O MDB se reuniu ontem a pedido do senador Dário Berger (MDB), para discutir algumas pautas indigestas. O encontro que teve até convocação oficial de parte da executiva estadual, chamou a atenção desde o início, pelo fato de sete deputados estaduais não terem comparecido.

Foram várias as justificativas para a ausência dos parlamentares, mas, chamou a atenção que o grupo que faltou, é o mesmo que definiu em uma votação pelo nome de Mauro De Nadal para que fosse o candidato a presidente da Assembleia Legislativa e, que acabou sendo o vice de Júlio Garcia (PSD).

Algumas lideranças chegaram a questionar, se os deputados não compareceram para evitar a discussão do racha na bancada, tema proposto por Valdir Cobalchini, situação que se mantém desde a escolha do nome de Nadal. O suplente de deputado, Edinho Bez, chegou a justificar a ausência do deputado, Volnei Weber.

Entre os que participaram, lá estavam o ainda presidente estadual, Mauro Mariani, Dário Berger, a bancada federal e apenas Ada de Luca, Cobalchini e Moacir Sopelsa de deputados estaduais. Todos se mostraram preocupados com a situação da bancada na Alesc. “Essa situação não pode continuar. O nosso partido nunca esteve tão desunido na Assembleia”, disse uma liderança durante o encontro.

Liguei para Cobalchini, que se limitou a dizer que está disposto a dar uma oportunidade para uma reaproximação com a bancada, mas, que depende de um gesto dos demais parlamentares. “A bola está com o partido”, destacou. O deputado não disse, mas, o fato é que ele ainda aguarda a vaga de presidente da Comissão de Constituição e Justiça na Alesc.

Outra pauta da reunião, foi a presença de emedebistas no governo de Carlos Moisés da Silva (PSL). Berger foi o primeiro a defender que o partido não ocupe cargos, proposta que foi acompanhada pelos demais. O partido emitirá um comunicado aos filiados, determinando que se licencie quem ocupar qualquer espaço no governo estadual. O primeiro a tomar a decisão, foi o secretário de Estado da Fazenda, Paulo Eli.
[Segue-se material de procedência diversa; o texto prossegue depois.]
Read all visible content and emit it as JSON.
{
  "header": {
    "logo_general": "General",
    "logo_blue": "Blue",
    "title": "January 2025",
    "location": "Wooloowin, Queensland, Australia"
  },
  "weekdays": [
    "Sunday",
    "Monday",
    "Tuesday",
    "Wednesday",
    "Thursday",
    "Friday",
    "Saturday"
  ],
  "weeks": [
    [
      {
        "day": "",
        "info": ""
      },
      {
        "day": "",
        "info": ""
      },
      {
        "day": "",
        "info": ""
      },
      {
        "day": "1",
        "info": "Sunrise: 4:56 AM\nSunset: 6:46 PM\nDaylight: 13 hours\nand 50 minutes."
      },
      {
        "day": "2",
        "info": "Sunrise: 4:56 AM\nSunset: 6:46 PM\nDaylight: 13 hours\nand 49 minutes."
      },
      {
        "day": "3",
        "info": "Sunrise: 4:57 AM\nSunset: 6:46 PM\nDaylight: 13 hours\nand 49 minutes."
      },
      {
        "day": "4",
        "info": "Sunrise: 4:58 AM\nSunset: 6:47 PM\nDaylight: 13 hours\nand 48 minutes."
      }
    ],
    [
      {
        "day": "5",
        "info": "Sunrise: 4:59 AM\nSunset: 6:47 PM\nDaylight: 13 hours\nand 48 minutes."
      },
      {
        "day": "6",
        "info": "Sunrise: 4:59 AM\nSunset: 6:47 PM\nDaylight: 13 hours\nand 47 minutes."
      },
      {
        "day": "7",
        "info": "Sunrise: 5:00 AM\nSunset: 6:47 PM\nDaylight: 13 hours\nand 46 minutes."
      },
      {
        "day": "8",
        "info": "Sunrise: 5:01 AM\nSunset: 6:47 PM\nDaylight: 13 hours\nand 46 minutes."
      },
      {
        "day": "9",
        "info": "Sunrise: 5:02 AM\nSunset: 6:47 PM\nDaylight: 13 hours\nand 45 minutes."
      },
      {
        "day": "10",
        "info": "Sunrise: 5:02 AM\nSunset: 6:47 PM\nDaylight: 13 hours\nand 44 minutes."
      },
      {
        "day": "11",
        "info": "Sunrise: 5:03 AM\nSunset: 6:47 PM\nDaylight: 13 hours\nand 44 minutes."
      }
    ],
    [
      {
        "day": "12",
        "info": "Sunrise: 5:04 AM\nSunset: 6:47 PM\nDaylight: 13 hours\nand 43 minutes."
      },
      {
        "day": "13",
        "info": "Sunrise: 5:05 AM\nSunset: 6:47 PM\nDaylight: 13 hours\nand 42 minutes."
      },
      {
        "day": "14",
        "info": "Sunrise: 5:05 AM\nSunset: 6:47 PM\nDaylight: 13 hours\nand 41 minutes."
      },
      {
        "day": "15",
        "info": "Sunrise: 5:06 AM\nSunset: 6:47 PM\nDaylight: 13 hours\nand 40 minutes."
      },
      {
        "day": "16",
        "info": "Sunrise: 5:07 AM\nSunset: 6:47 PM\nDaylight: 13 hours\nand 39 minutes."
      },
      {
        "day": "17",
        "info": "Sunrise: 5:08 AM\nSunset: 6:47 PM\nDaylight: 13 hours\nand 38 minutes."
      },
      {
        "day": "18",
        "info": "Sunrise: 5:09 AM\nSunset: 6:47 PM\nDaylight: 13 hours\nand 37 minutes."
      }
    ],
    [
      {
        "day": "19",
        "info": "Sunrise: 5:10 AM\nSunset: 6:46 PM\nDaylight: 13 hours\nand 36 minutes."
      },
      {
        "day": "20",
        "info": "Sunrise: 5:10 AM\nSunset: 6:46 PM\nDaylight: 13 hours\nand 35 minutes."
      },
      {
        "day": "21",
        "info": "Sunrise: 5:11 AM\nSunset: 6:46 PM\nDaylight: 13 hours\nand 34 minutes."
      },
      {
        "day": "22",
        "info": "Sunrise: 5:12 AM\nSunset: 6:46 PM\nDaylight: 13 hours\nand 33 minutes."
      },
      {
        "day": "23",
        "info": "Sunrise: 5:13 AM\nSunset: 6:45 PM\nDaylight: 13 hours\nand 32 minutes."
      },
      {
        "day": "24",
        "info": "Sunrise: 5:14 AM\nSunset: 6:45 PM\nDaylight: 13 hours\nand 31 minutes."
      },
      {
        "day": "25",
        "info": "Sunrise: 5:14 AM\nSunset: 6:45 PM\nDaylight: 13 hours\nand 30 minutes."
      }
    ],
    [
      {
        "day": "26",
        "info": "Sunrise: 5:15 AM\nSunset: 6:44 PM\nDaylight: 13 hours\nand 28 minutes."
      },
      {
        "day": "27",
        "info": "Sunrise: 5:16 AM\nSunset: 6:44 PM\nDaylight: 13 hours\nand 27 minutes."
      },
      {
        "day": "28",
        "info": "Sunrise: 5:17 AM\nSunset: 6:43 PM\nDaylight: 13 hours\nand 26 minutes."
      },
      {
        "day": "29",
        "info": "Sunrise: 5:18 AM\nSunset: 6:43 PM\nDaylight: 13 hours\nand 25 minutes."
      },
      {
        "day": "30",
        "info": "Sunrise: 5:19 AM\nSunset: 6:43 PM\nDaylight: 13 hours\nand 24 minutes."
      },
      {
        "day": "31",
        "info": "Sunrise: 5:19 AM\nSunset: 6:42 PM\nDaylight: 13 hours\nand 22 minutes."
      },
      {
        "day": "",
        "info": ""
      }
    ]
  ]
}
Conforme já havia sido adiantado pela coluna, o ex-governador, Eduardo Pinho Moreira, decidiu não disputar a presidência estadual do MDB. Ontem, Dário Berger e Celso Maldaner mantiveram os seus nomes, sendo que o senador teria, em tese, o apoio da maioria. A convenção será em maio.

Eleições municipais

O MDB voltará a se reunir, para discutir o planejamento estratégico para as eleições do próximo ano. Na reunião de ontem na sede do partido, ficou decidido que o objetivo é manter o maior número de prefeituras.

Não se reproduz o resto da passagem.